Generalizable task representation learning from human demonstration videos: a geometric approach

TL;DR

This paper introduces a geometric approach to learn generalizable task representations from human demonstration videos, enabling robots to perform tasks with different objects without additional training.

Contribution

It proposes CoVGS-IL, a graph-structured task function that encodes task geometry, allowing transfer to robot controllers without extra robot training or pre-recorded motions.

Findings

Enables task generalization across categorical objects.

Transfers learned representations to robot controllers via uncalibrated visual servoing.

Eliminates the need for extra robot training or pre-recorded motions.

Abstract

We study the problem of generalizable task learning from human demonstration videos without extra training on the robot or pre-recorded robot motions. Given a set of human demonstration videos showing a task with different objects/tools (categorical objects), we aim to learn a representation of visual observation that generalizes to categorical objects and enables efficient controller design. We propose to introduce a geometric task structure to the representation learning problem that geometrically encodes the task specification from human demonstration videos, and that enables generalization by building task specification correspondence between categorical objects.
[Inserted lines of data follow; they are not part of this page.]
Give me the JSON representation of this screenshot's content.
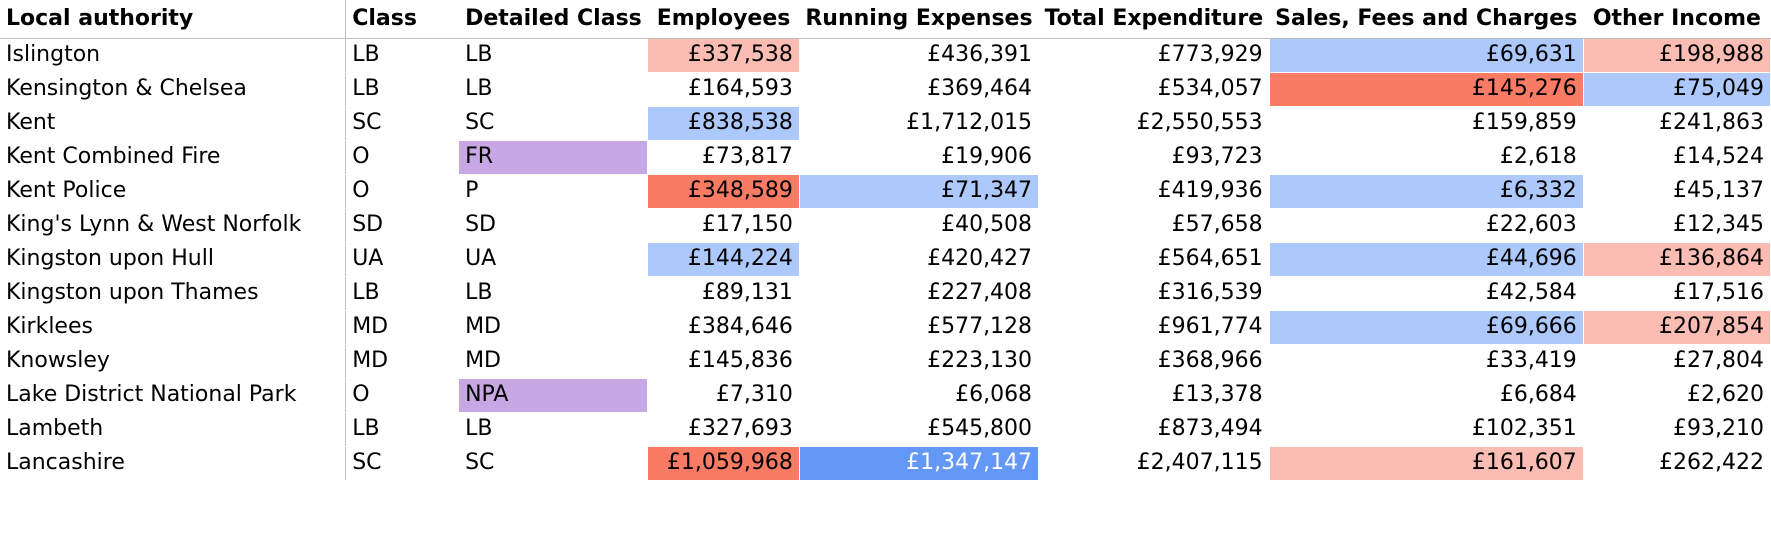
{
  "colors": {
    "light_red": "#fbbdb3",
    "dark_red": "#fa7b63",
    "light_blue": "#adc8fb",
    "dark_blue": "#6498f6",
    "purple": "#c8a8e4"
  },
  "headers": {
    "local_authority": "Local authority",
    "class": "Class",
    "detailed_class": "Detailed Class",
    "employees": "Employees",
    "running_expenses": "Running Expenses",
    "total_expenditure": "Total Expenditure",
    "sales_fees_charges": "Sales, Fees and Charges",
    "other_income": "Other Income"
  },
  "rows": [
    {
      "name": "Islington",
      "class": "LB",
      "detail": "LB",
      "detail_shaded": false,
      "employees": "£337,538",
      "employees_color": "light_red",
      "running": "£436,391",
      "running_color": "",
      "total": "£773,929",
      "total_color": "",
      "sales": "£69,631",
      "sales_color": "light_blue",
      "other": "£198,988",
      "other_color": "light_red"
    },
    {
      "name": "Kensington & Chelsea",
      "class": "LB",
      "detail": "LB",
      "detail_shaded": false,
      "employees": "£164,593",
      "employees_color": "",
      "running": "£369,464",
      "running_color": "",
      "total": "£534,057",
      "total_color": "",
      "sales": "£145,276",
      "sales_color": "dark_red",
      "other": "£75,049",
      "other_color": "light_blue"
    },
    {
      "name": "Kent",
      "class": "SC",
      "detail": "SC",
      "detail_shaded": false,
      "employees": "£838,538",
      "employees_color": "light_blue",
      "running": "£1,712,015",
      "running_color": "",
      "total": "£2,550,553",
      "total_color": "",
      "sales": "£159,859",
      "sales_color": "",
      "other": "£241,863",
      "other_color": ""
    },
    {
      "name": "Kent Combined Fire",
      "class": "O",
      "detail": "FR",
      "detail_shaded": true,
      "employees": "£73,817",
      "employees_color": "",
      "running": "£19,906",
      "running_color": "",
      "total": "£93,723",
      "total_color": "",
      "sales": "£2,618",
      "sales_color": "",
      "other": "£14,524",
      "other_color": ""
    },
    {
      "name": "Kent Police",
      "class": "O",
      "detail": "P",
      "detail_shaded": false,
      "employees": "£348,589",
      "employees_color": "dark_red",
      "running": "£71,347",
      "running_color": "light_blue",
      "total": "£419,936",
      "total_color": "",
      "sales": "£6,332",
      "sales_color": "light_blue",
      "other": "£45,137",
      "other_color": ""
    },
    {
      "name": "King's Lynn & West Norfolk",
      "class": "SD",
      "detail": "SD",
      "detail_shaded": false,
      "employees": "£17,150",
      "employees_color": "",
      "running": "£40,508",
      "running_color": "",
      "total": "£57,658",
      "total_color": "",
      "sales": "£22,603",
      "sales_color": "",
      "other": "£12,345",
      "other_color": ""
    },
    {
      "name": "Kingston upon Hull",
      "class": "UA",
      "detail": "UA",
      "detail_shaded": false,
      "employees": "£144,224",
      "employees_color": "light_blue",
      "running": "£420,427",
      "running_color": "",
      "total": "£564,651",
      "total_color": "",
      "sales": "£44,696",
      "sales_color": "light_blue",
      "other": "£136,864",
      "other_color": "light_red"
    },
    {
      "name": "Kingston upon Thames",
      "class": "LB",
      "detail": "LB",
      "detail_shaded": false,
      "employees": "£89,131",
      "employees_color": "",
      "running": "£227,408",
      "running_color": "",
      "total": "£316,539",
      "total_color": "",
      "sales": "£42,584",
      "sales_color": "",
      "other": "£17,516",
      "other_color": ""
    },
    {
      "name": "Kirklees",
      "class": "MD",
      "detail": "MD",
      "detail_shaded": false,
      "employees": "£384,646",
      "employees_color": "",
      "running": "£577,128",
      "running_color": "",
      "total": "£961,774",
      "total_color": "",
      "sales": "£69,666",
      "sales_color": "light_blue",
      "other": "£207,854",
      "other_color": "light_red"
    },
    {
      "name": "Knowsley",
      "class": "MD",
      "detail": "MD",
      "detail_shaded": false,
      "employees": "£145,836",
      "employees_color": "",
      "running": "£223,130",
      "running_color": "",
      "total": "£368,966",
      "total_color": "",
      "sales": "£33,419",
      "sales_color": "",
      "other": "£27,804",
      "other_color": ""
    },
    {
      "name": "Lake District National Park",
      "class": "O",
      "detail": "NPA",
      "detail_shaded": true,
      "employees": "£7,310",
      "employees_color": "",
      "running": "£6,068",
      "running_color": "",
      "total": "£13,378",
      "total_color": "",
      "sales": "£6,684",
      "sales_color": "",
      "other": "£2,620",
      "other_color": ""
    },
    {
      "name": "Lambeth",
      "class": "LB",
      "detail": "LB",
      "detail_shaded": false,
      "employees": "£327,693",
      "employees_color": "",
      "running": "£545,800",
      "running_color": "",
      "total": "£873,494",
      "total_color": "",
      "sales": "£102,351",
      "sales_color": "",
      "other": "£93,210",
      "other_color": ""
    },
    {
      "name": "Lancashire",
      "class": "SC",
      "detail": "SC",
      "detail_shaded": false,
      "employees": "£1,059,968",
      "employees_color": "dark_red",
      "running": "£1,347,147",
      "running_color": "dark_blue",
      "total": "£2,407,115",
      "total_color": "",
      "sales": "£161,607",
      "sales_color": "light_red",
      "other": "£262,422",
      "other_color": ""
    }
  ]
}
Specifically, we propose CoVGS-IL, which uses a graph-structured task function to learn task representations under structural constraints. Our method enables task generalization by selecting geometric features from different objects whose inner connection relationships define the same task in geometric constraints. The learned task representation is then transferred to a robot controller using uncalibrated visual servoing (UVS); thus, the need for extra robot training or pre-recorded robot motions is removed.